Despite the COVID-19 pandemic, the supercharged real estate market has not lost any forward momentum over the early winter months according to a local real estate agent.
In a normal year, real estate in the County slows to a crawl as the holidays approach, but December 2020 housing sales almost doubled compared to December 2019 housing sales.
“Demand is being driven by people looking to get out of Toronto,” said Treat Hull, Broker of Record, Treat Hull & Associates Ltd., Brokerage. “This is occurring across rural Ontario and is not limited to the County and it’s not first-time buyers, it’s anything but.”
In the last 12 months housing sold in the County has seen a staggering change and has been powered by existing home sales, particularly those valued between $500,000 and $1 million.

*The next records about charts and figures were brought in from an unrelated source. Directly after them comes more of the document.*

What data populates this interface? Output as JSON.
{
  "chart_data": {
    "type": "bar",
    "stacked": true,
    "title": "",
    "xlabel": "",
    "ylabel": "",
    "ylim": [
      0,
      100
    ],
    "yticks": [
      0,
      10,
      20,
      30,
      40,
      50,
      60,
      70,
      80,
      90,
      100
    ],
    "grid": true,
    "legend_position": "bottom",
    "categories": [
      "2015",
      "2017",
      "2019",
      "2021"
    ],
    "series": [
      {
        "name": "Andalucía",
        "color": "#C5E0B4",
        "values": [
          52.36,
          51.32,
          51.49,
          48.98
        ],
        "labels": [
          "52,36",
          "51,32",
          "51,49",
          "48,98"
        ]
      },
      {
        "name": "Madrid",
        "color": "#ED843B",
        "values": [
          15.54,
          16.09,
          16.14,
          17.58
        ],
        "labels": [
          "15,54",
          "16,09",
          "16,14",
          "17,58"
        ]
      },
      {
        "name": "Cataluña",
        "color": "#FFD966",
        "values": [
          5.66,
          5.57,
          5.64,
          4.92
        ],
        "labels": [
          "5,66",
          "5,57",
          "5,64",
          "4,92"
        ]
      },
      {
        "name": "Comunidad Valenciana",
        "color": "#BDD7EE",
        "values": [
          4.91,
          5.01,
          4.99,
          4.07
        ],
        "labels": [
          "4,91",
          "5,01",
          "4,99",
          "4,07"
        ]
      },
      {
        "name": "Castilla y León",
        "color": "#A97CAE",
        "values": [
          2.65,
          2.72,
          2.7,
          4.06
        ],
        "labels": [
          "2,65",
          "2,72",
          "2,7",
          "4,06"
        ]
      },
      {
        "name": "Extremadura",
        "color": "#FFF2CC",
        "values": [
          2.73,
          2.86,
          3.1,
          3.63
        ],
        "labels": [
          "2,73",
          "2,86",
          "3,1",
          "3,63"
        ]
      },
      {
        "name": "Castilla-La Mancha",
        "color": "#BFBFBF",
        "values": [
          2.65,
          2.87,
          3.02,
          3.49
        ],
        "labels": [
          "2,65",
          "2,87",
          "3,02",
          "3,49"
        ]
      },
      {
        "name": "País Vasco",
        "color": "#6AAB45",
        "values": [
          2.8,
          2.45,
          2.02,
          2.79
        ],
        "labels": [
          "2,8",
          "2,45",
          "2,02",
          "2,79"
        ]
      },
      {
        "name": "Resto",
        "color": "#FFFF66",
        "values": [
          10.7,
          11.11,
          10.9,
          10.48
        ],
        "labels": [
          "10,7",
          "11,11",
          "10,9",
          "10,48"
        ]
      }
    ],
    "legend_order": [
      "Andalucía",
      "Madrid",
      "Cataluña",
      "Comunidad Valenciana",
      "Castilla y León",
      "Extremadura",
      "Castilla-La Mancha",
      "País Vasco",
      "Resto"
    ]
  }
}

Also on the uptick are homes between $1-1.5 million and $1.5. million and over.
The 4th quarter of 2019 compared to the same period in 2020 of existing home sales, sales under $500,000 (A diminishing product) fell by nearly half in 2020 compared to 2019, however percentages for homes north of $500,000 grew rapidly with sales of homes over $1 million doubling compared to last year.
Hull said the sales in the under $500,000 in new homes are almost exclusively local buyers.
“New subdivisions will be the only growing source of more affordable housing in the future with many of these buyers being local,” Hull stated, “Less expensive new homes in sub-divisions are a different product segment than more expensive detached homes. Most people from the GTA come to the County to ‘live the rural dream’, not to get a standardized home in a sub-division. Most higher-end buyers won’t say ‘We couldn’t get the 5-acre private rural home we were looking for, so we’ll get a house in a new sub-division instead. New sub-divisions are a means to increase the supply of more affordable housing available, but they won’t have a big impact on the market for more expensive detached homes.”
In terms of 2021, it’s difficult to predict if a national slow down will have any impact on the real estate market in Prince Edward County.
“At this point it hard to say what 2021 will look like. Will the flood of Toronto buyers continue despite the lockdown? Or will the cumulative damage to the economy be so great that it undermines consumer confidence, cutting off the Toronto demand in the process? Both outcomes are plausible,” Hull said.